San Francisco pushes to ban flavored tobacco that makes an easy gateway for teenage smokers

San Francisco is considering a ban on selling flavored tobacco products including menthol cigarettes and vaping liquids with flavors.

Supporters say the ban would help stop another generation from getting hooked on nicotine – raising the risk of cardiovascular disease, several cancers and death. 

RJ Reynolds Tobacco Co has contributed nearly $12million to the ‘No on Proposition E’ campaign, flooding the city with ads on television, radio and online that urge voters to reject the law on the June 5 ballot.

By comparison, ban supporters have raised just $2.8million, including more than $2million from billionaire and former New York City Mayor Michael Bloomberg.

San Francisco is considering a ban on selling flavored tobacco products including menthol cigarettes and vaping liquids with flavors, considered a gateway for teen smokers

Last year, San Francisco approved a ban on sales of flavored tobacco, saying the nicotine masked in flavors like mango, caramel and mint serve as starter products hat entice kids to become smokers.

The latest report from the CDC shows that 20 percent of high school students have used at least one tobacco product recently, mostly e-cigarettes.

And while both smoking and vaping rates have declined, the survey found that 11 percent of high school students had used an e-cigarette in the past 30 days.

Under the ordinance, e-cigarette liquids that taste like tobacco would still be allowed.

The ordinance was set to take effect in April but was put on hold after RJ Reynolds collected enough signatures to put it on the ballot. 

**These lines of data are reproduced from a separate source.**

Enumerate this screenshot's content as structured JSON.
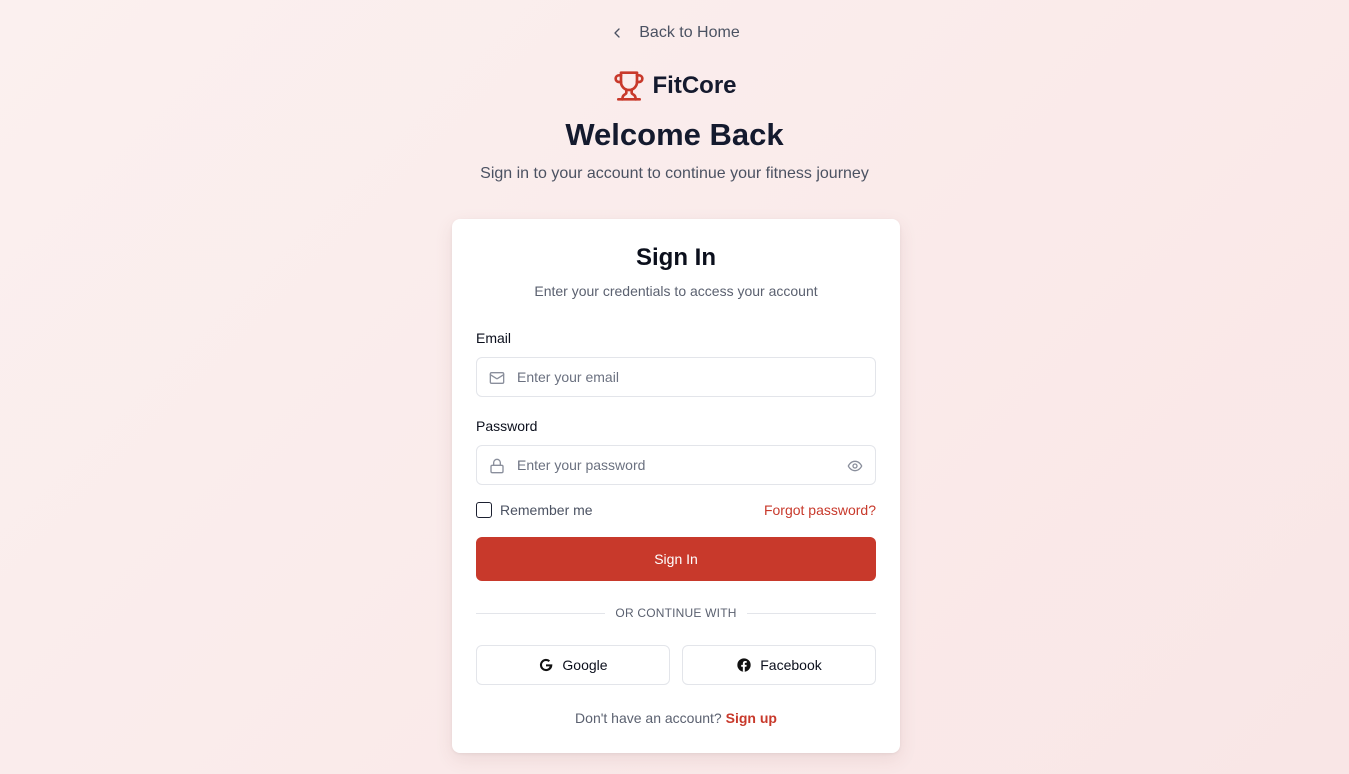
{
  "nav": {
    "back_label": "Back to Home"
  },
  "brand": {
    "name": "FitCore",
    "icon": "trophy-icon",
    "accent_color": "#c8392b"
  },
  "hero": {
    "title": "Welcome Back",
    "subtitle": "Sign in to your account to continue your fitness journey"
  },
  "card": {
    "title": "Sign In",
    "subtitle": "Enter your credentials to access your account",
    "email": {
      "label": "Email",
      "placeholder": "Enter your email",
      "value": "",
      "icon": "mail-icon"
    },
    "password": {
      "label": "Password",
      "placeholder": "Enter your password",
      "value": "",
      "icon": "lock-icon",
      "toggle_icon": "eye-icon"
    },
    "remember_label": "Remember me",
    "remember_checked": false,
    "forgot_label": "Forgot password?",
    "submit_label": "Sign In",
    "divider_text": "OR CONTINUE WITH",
    "social": {
      "google_label": "Google",
      "facebook_label": "Facebook"
    },
    "signup_prompt": "Don't have an account?",
    "signup_link": "Sign up"
  }
}
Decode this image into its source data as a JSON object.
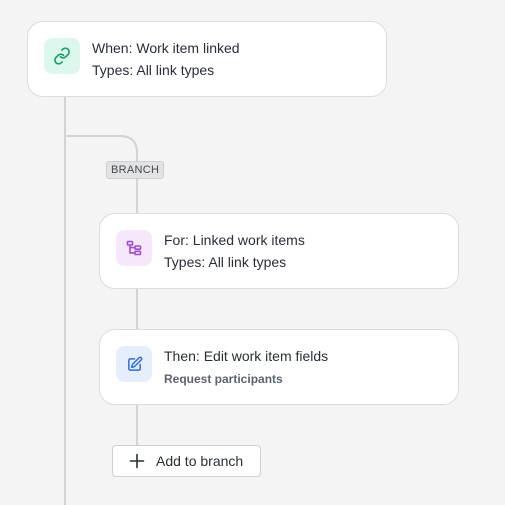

Other cities have passed laws reducing access to flavored tobacco and flavored vaping liquids, but San Francisco was the first in the US to approve an outright sales ban. 

It also was one of the first to ban indoor smoking in workplaces, bars and restaurants.

The spending by Big Tobacco shows the industry fears a flavored nicotine ban in The Golden City could become a national trend, said Matthew Myers of the Campaign for Tobacco-Free Kids, which supports the ban.

E-CIGARETTE FLAVORS ARE TOXIC TO HUMAN CELLS, STUDY FINDS 

E-cigarette flavors could be toxic to human cells, a new study has found.

Researchers at the University of North Carolina said many of the liquids contain dangerous chemicals, which give the products their flavor.

Two main ingredients, vegetable glycerin and propylene glycol, are both damaging to human cells.

The team sampled 148 e-liquids out of a possible 7,700 currently on the market.

Using large plastic plates, they exposed fast-growing human cells to the various e-liquids.

They found that those cells slowed their growth when exposed to the liquids. 

The lower the growth, the more toxic the liquid, according to the researchers. 

The maker of Newport, the top-selling menthol brand in the country, also sells e-cigarettes. 

Health experts say the mint in cigarettes helps to coat the throat and eases the harshness of tobacco smoke, making it easier to become addicted.

Ads from the ‘No on Proposition E’ campaign – running in English, Spanish, Mandarin and Cantonese – say San Francisco’s ban on flavored tobacco is similar to prohibition and would lead to a black market for vape products.

Small-business owners also oppose the ban, which they say will hurt business because people can still buy flavored ‘e-liquid’ and tobacco products in neighboring cities or online.

Miriam Zouzounis, a board member of the Arab American Grocers Association, which represents 400 small-business owners in the San Francisco Bay Area, said the ban would remove an anchor product that attracts customers, many of which are immigrant-owned.

‘If we don’t have our customer’s winter green chewing tobacco, he won’t come in and buy the food or drink or other products that keep our doors open,’ Zouzounis said.

Dr Pamela Ling, a professor of medicine at the University of California, San Francisco, who studies how tobacco is marketed to young people, said that while smoking has decreased among teenagers, e-cigarette use is increasing.

She says this in part because of flavored nicotine products and novel vaping devices, including one made by San Francisco-based JUUL that looks like a thumb drive.

‘A lot of kids wouldn’t necessarily smoke a cigarette, but if you hand them a little JUUL or a vape and you tell them it tastes like cookies-and-cream or creme brûlée, they will try it out of curiosity,’ Dr Ling said.

Dr Ling said there are thousands of nicotine-laced liquid flavors that are attractive to kids and teenagers, who often don’t know they are inhaling the stimulant, which is considered harmful to the developing teenage brain.

‘You can buy the flavored tobacco product at any corner store, and it’s just so easy and so accessible,’ Dr Ling said. ‘At least banning the products that are most appealing to kids would give parents a fighting chance.’

Zouzounis, whose family has owned a small store in San Francisco’s South of Market neighborhood for three generations, said vaping stores and Hookah lounges will have to close their doors if the ban is upheld.

San Francisco politicians ‘are talking about having safe injection sites for drug users, they legalized marijuana, but they want to take away an already heavily regulated product out of the market?’ she said, noting the age limit on tobacco buyers, plus the license and fees required to sell tobacco. ‘It just doesn’t make sense.’